Concurrency Limiting¶
Rate limiting caps requests per time window. Concurrency limiting caps how many requests are being processed at the same time for a key — for example, "at most 5 simultaneous exports per user". It's the right tool for protecting expensive, long-running endpoints from pile-ups.
from django_smart_ratelimit import concurrency_limit
@concurrency_limit(key="user", max_concurrent=5)
def export_view(request):
... # at most 5 of these run concurrently per user
When the limit is reached, additional requests get a 429 until an in-flight
request finishes and frees a slot.
How it works¶
Each in-flight request takes a slot from an atomic semaphore (a Redis sorted
set, or the in-memory backend) on entry and releases it on exit. If a request
crashes before releasing, its slot is reclaimed after ttl seconds, so the
limiter self-heals rather than deadlocking.
Arguments¶
| Argument | Default | Description |
|---|---|---|
key |
— | Concurrency key. Resolves exactly like @rate_limit's key: "ip", "user", a template such as "user:{user.id}", or a callable. |
max_concurrent |
— | Maximum requests allowed in flight at once. |
ttl |
60 |
Seconds after which a held slot is assumed leaked and reclaimed. Set it above your longest expected request duration. |
backend |
None |
Backend name override (defaults to the configured backend). |
block |
True |
When True, an over-capacity request gets a 429. When False, it runs anyway without holding a slot. |
response_callback |
None |
Optional (request) -> HttpResponse for the over-capacity response. |
Examples¶
# Per-IP cap on a heavy report endpoint, with a generous hold time.
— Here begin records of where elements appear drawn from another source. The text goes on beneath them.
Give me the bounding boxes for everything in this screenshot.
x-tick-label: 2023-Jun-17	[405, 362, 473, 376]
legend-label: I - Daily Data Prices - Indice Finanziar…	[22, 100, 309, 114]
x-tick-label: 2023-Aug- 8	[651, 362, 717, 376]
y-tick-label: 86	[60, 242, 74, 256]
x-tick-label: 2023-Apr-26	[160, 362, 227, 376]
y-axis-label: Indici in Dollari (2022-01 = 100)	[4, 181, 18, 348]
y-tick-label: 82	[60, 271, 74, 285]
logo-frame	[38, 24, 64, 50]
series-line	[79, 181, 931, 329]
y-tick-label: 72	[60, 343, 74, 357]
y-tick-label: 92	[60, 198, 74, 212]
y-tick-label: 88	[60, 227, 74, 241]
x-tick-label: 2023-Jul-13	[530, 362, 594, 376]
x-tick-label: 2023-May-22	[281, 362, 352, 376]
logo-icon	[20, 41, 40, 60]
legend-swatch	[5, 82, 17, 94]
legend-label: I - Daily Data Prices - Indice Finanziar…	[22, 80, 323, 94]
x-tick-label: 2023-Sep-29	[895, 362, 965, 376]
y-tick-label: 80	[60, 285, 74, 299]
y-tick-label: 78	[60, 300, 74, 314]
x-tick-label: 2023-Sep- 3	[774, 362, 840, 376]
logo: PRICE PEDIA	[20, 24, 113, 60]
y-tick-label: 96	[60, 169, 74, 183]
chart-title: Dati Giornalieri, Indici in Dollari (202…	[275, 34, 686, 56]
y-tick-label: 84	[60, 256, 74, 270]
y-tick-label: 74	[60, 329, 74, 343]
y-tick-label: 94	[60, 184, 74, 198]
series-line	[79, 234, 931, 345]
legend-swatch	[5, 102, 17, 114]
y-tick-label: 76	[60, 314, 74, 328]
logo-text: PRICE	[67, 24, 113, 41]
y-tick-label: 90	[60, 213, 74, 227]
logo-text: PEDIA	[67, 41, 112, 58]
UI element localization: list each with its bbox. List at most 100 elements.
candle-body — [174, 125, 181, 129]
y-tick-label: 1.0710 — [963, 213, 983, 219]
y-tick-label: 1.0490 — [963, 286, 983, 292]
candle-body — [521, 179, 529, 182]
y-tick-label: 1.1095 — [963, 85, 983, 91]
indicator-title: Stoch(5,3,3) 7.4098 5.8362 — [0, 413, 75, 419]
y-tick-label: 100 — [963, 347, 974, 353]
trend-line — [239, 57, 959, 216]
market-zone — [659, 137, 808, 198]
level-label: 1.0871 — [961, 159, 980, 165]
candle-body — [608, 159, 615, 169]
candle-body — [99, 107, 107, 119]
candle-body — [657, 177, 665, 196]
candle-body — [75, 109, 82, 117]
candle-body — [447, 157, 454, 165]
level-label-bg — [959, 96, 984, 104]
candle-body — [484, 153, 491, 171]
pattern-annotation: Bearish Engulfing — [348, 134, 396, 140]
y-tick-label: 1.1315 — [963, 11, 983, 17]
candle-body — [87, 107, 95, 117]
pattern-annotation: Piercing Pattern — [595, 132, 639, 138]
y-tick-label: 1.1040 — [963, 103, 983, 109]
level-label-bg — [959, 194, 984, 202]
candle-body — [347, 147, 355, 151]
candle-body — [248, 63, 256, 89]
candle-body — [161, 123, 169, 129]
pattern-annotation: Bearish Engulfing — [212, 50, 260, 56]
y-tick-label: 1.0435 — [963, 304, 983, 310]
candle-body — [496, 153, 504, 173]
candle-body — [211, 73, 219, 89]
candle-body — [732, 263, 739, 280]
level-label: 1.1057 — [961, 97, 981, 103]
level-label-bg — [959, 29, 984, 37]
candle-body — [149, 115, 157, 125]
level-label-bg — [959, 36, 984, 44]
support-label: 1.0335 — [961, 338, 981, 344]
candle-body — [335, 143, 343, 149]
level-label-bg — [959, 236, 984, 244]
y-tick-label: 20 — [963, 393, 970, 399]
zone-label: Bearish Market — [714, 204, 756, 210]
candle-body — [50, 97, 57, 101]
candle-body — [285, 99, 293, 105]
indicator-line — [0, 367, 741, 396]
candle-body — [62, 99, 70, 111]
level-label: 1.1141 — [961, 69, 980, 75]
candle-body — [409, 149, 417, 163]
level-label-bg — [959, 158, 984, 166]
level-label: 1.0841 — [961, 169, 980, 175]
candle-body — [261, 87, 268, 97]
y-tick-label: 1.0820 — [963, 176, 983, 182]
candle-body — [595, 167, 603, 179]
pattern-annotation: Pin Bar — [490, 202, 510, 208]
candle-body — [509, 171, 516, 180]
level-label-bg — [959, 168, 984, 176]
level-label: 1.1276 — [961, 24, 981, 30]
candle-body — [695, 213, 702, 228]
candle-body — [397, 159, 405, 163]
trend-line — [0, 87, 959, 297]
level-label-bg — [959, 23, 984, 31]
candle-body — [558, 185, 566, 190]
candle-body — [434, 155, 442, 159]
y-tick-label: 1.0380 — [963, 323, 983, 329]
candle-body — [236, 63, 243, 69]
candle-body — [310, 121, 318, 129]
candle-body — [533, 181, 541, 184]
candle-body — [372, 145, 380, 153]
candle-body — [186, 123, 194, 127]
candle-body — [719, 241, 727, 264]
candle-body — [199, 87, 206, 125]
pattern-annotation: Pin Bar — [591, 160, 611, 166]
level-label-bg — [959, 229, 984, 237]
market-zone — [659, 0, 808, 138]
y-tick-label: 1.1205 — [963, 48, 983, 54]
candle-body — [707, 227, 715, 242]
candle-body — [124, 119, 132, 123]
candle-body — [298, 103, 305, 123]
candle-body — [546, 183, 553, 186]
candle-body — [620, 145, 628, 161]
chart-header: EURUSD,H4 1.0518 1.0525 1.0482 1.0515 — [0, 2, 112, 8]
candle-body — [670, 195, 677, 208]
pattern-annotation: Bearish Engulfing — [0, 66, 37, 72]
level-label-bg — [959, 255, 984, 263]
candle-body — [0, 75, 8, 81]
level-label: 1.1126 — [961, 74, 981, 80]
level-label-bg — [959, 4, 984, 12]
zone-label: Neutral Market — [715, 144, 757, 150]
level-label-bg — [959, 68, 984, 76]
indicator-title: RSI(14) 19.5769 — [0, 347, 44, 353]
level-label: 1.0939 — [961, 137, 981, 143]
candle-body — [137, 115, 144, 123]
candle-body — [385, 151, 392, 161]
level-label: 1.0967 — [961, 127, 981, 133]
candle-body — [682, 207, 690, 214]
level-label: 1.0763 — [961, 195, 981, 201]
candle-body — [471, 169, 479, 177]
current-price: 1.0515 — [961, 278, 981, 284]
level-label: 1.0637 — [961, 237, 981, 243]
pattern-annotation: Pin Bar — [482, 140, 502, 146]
@concurrency_limit(key="ip", max_concurrent=3, ttl=300)
def report(request):
...
# A callable key, and observe-only mode (never blocks, just frees slots).
@concurrency_limit(key=lambda r: f"team:{r.user.team_id}", max_concurrent=10, block=False)
def bulk_import(request):
...
# Async views are supported too.
@concurrency_limit(key="user", max_concurrent=2)
async def async_export(request):
...
Backends¶
Concurrency limiting needs a backend with semaphore support:
- Redis (recommended for production) — atomic and shared across processes and hosts. Use this for any multi-process / multi-host deployment.
- Memory — works in a single process; fine for development. (It is not shared across processes, so it does not enforce a global limit in a multi-worker deployment.)
Other backends raise ImproperlyConfigured when a concurrency-limited view is
called. This is independent of RATELIMIT_BACKEND for rate limiting — you can
pass backend="redis" to @concurrency_limit specifically.